2014-06-18 - 08:26:58

NOUVEAUTÉS EN LITTÉRATURE JEUNESSE (60)


NOUVEAUTÉS EN LITTÉRATURE JEUNESSE (60)

La citation du jour :

« La civilisation n’a pas le moindre besoin de noblesse ou d’héroïsme. Ces choses-là sont des symptômes d’incapacité politique. »
(Aldous Huxley, écrivain britannique, 1894-1963, in « Le meilleur des mondes ».)

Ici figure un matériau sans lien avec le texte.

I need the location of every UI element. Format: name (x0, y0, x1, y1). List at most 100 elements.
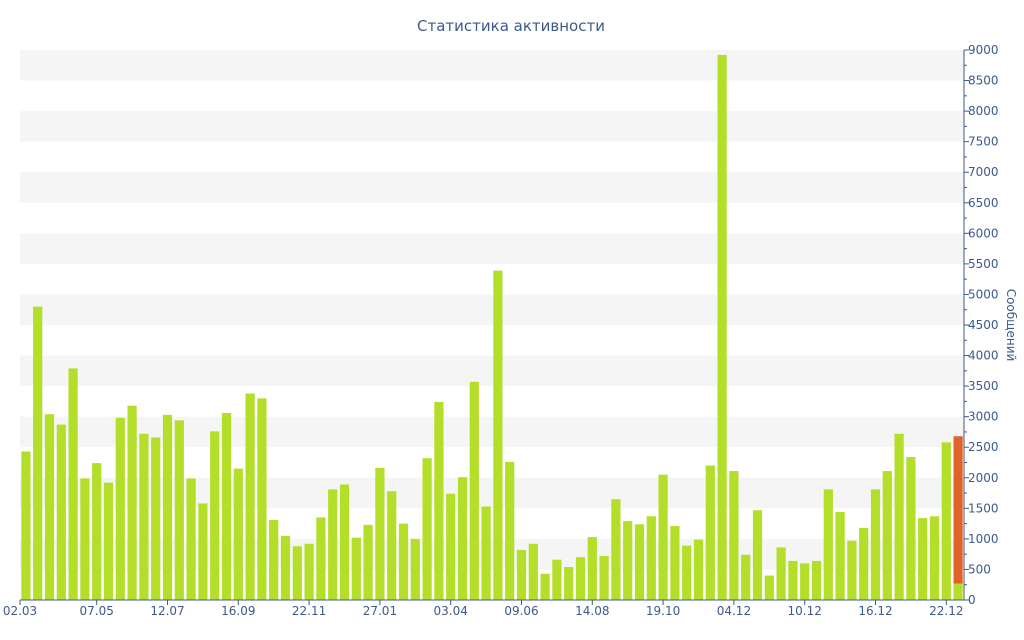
grid-band (20, 172, 964, 203)
bar (811, 560, 822, 600)
y-tick-label: 1500 (968, 501, 999, 515)
x-tick-label: 22.11 (292, 604, 326, 618)
grid-band (20, 233, 964, 264)
bar (292, 546, 302, 600)
bar (328, 489, 338, 600)
bar (33, 306, 43, 600)
bar (729, 471, 739, 600)
bar (269, 519, 279, 600)
bar (245, 393, 255, 600)
y-tick-label: 6000 (968, 226, 999, 240)
bar (92, 463, 102, 600)
x-tick-label: 04.12 (717, 604, 751, 618)
bar (493, 270, 503, 600)
bar (446, 493, 456, 600)
bar (422, 458, 432, 600)
grid-band (20, 111, 964, 142)
bar (941, 442, 951, 600)
y-tick-label: 9000 (968, 43, 999, 57)
y-tick-label: 3000 (968, 410, 999, 424)
bar (693, 539, 704, 600)
y-tick-label: 5000 (968, 287, 999, 301)
bar (611, 499, 621, 600)
bar (800, 563, 810, 600)
bar (646, 516, 656, 600)
bar (398, 523, 409, 600)
bar (363, 524, 373, 600)
bar (44, 414, 55, 600)
bar (705, 465, 715, 600)
x-tick-label: 12.07 (150, 604, 184, 618)
bar (103, 482, 114, 600)
chart-title: Статистика активности (417, 17, 605, 35)
bar (894, 433, 904, 600)
bar (198, 503, 208, 600)
x-tick-label: 19.10 (646, 604, 680, 618)
bar (80, 478, 90, 600)
y-tick-label: 4000 (968, 349, 999, 363)
bar (174, 420, 184, 600)
bar (882, 471, 892, 600)
grid-band (20, 477, 964, 509)
grid-band (20, 416, 964, 448)
bar (587, 537, 597, 600)
bar (151, 437, 161, 600)
x-axis: 02.03 07.05 12.07 16.09 22.11 27.01 03.04 09.06… (3, 599, 964, 618)
bar (68, 368, 78, 600)
bar (906, 457, 916, 600)
bar (835, 512, 845, 600)
x-tick-label: 07.05 (80, 604, 114, 618)
bar (387, 491, 397, 600)
bar (304, 543, 314, 600)
x-tick-label: 16.12 (858, 604, 892, 618)
bars-group (21, 54, 963, 600)
bar (870, 489, 881, 600)
bar (210, 431, 220, 600)
bar (221, 413, 232, 600)
x-tick-label: 03.04 (434, 604, 468, 618)
bar (682, 545, 692, 600)
x-tick-label: 09.06 (504, 604, 538, 618)
bar (717, 54, 727, 600)
bar (670, 526, 680, 600)
bar (21, 451, 31, 600)
bar (764, 575, 774, 600)
grid-band (20, 538, 964, 570)
y-tick-label: 7500 (968, 135, 999, 149)
y-tick-label: 6500 (968, 196, 999, 210)
bar (505, 461, 515, 600)
bar (316, 517, 326, 600)
bar (339, 484, 350, 600)
y-tick-label: 7000 (968, 165, 999, 179)
y-tick-label: 5500 (968, 257, 999, 271)
x-tick-label: 14.08 (575, 604, 609, 618)
bar (469, 381, 479, 600)
y-tick-label: 500 (968, 562, 991, 576)
y-axis-label: Сообщений (1004, 289, 1018, 362)
grid-band (20, 50, 964, 81)
y-tick-label: 2500 (968, 440, 999, 454)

À l’approche de la fin des classes, voici une nouvelle série d’aventures pour les ados et un choix d’albums illustrés pour les petits du primaire.

LE VOYAGE
1er tome de la série « Pierre d’Angle ».
Auteure : Pascale Quiviger
Éditions Bayard Canada
9ans+

Pascale Quiviger est une auteure native de Montréal, mais qui vit aujourd’hui en Angleterre. La série « Pierre d’angle » n’est pas ses premières armes en littérature ; elle est déjà l’auteure de quatre romans depuis 2001 ; elle a mérité le prix du Gouverneur Général et a été finaliste pour le prix Giller. Le dessin et l’écriture de romans représentent ses deux formes d’expression artistique préférées.
NOUVEAUTÉS EN LITTÉRATURE JEUNESSE (60)

« Je n’ai pas du tout prémédité mon passage à la littérature jeunesse, mais j’y trouve un espace de liberté et de fantaisie qui me plaît énormément. » On ne peut que la féliciter d’avoir fait un tel choix.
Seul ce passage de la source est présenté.